Music business legend Sid Bernstein died today at the age of 95. Most accounts of his life and death will make mention of the things for which he was most well known – bringing the Beatles to this country, and breaking new ground both by booking the first rock band in Carnegie Hall and the first stadium concert of its kind with the Liverpool lads in Shea Stadium.
There might also be mention of his working with Jimi Hendrix, Judy Garland, the Rolling Stones, and a host of other huge names. And that’s impressive – the stuff legend is made of, in fact. But the truth is I’m not writing this because Sid Bernstein worked with them. I’m writing it because he worked with me…and scores of other young writers and artists over the years.
The first time I met Sid was in the late 1980’s. I played and sang a few of my songs for him in a small studio on the Upper West Side. He was kind with his words and generous with his time. And he must have liked something about what I played for him, because he immediately offered to set up a co-write for me with none other than Marvin Hamlisch.
I will tell you that though my co-write with Marvin Hamlisch never took place, the stamp of approval and vote of confidence given me by Sid Bernstein lasted, well, maybe to this day.

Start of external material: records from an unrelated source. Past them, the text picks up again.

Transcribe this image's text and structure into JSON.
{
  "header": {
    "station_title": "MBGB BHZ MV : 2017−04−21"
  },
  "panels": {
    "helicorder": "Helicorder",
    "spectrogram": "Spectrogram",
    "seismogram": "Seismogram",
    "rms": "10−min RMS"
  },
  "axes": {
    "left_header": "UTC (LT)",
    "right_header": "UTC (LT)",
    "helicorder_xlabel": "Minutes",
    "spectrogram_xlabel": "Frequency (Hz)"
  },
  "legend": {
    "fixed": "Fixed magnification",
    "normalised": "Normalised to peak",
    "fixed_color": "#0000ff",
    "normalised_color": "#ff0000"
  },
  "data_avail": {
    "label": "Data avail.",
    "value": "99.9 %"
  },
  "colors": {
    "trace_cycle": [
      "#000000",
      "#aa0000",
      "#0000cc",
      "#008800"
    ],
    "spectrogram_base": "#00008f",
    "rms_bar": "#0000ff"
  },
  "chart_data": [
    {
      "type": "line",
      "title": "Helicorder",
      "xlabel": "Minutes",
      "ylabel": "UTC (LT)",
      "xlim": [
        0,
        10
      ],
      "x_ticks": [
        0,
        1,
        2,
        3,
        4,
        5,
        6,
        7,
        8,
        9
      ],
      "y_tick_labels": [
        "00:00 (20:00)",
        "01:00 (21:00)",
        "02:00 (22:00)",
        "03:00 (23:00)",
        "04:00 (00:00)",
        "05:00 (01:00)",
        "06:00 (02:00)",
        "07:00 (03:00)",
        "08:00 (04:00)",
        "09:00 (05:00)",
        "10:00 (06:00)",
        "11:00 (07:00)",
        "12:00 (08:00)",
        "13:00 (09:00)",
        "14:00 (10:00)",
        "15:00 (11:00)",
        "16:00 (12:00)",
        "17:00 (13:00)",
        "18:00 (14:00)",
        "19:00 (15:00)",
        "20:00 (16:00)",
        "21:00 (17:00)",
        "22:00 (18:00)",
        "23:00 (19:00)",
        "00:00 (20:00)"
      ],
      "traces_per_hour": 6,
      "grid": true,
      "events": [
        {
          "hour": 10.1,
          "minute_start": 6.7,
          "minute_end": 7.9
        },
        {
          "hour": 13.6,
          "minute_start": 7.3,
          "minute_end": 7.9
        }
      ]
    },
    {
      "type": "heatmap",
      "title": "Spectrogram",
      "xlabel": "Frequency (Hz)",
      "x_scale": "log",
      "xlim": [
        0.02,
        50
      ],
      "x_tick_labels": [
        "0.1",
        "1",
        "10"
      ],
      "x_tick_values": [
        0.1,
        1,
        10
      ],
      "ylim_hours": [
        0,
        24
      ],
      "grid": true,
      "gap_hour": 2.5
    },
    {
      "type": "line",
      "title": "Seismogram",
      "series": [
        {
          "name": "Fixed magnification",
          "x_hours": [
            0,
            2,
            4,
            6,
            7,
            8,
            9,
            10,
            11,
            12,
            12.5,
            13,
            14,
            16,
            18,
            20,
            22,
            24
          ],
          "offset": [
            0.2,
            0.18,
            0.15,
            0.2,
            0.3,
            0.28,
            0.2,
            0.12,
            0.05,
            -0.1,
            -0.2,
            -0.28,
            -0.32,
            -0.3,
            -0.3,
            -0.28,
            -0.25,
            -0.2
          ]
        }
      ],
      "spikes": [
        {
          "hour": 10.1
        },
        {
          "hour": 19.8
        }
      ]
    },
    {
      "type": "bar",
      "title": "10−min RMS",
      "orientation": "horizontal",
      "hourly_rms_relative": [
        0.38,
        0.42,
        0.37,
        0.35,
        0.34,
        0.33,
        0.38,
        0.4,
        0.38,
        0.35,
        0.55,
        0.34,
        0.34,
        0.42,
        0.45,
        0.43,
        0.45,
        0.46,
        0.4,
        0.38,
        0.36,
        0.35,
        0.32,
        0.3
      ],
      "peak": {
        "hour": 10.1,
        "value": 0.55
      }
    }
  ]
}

In the years that followed my first meeting with Sid, I would take a class he taught with music business manager, Bert Padell at The New School. It was simply called The Pop Music Business. I can tell you that the most useful nuggets of advice I’ve ever gotten about the music business came from both Sid and Bert’s personal experiences shared in that classroom.
Sid and I would meet for coffee sometimes before class, where we would talk shop, well, that is after he extolled the virtues of whatever pastry he happened to be eating at the bakery around the corner from the school. It wasn’t long before he invited me to be on his local New York City cable TV show, Sid Bernstein Presents, which I appeared on again and again.
When I look back now at the grainy images of those shows, I realize that Sid gave scores of young artists the opportunity to be heard. And we, in turn, gave Sid the thing that lit him up most – the chance to discover new talent and hear new music. His enthusiasm was palpable on the show, and he created a warm, welcoming environment for his guests.
As life progresses, people are bound to go their separate ways, perhaps never to reconnect again. Such was the case with Sid Bernstein and me. And as I received the news of his death today, I was saddened that I never got to tell him that, though it took me twenty years, I did ultimately have a #1 song that I penned on the charts, and now, so many years after having first met him, I’m finally making the record, The Gratitude Project, that I wanted to as a singer/songwriter.
I wish I had gotten the chance to tell Sid that I stayed on the roller coaster ride known as the music business, in no small part, because of the encouragement he gave me when I was young and it mattered most. I wish I had gotten the chance to say “thank you” to him one more time.
I’m sure there is a helluva concert going on in heaven tonight, and I’m certain that Sid is promoting it. Rest in peace, Sid Bernstein.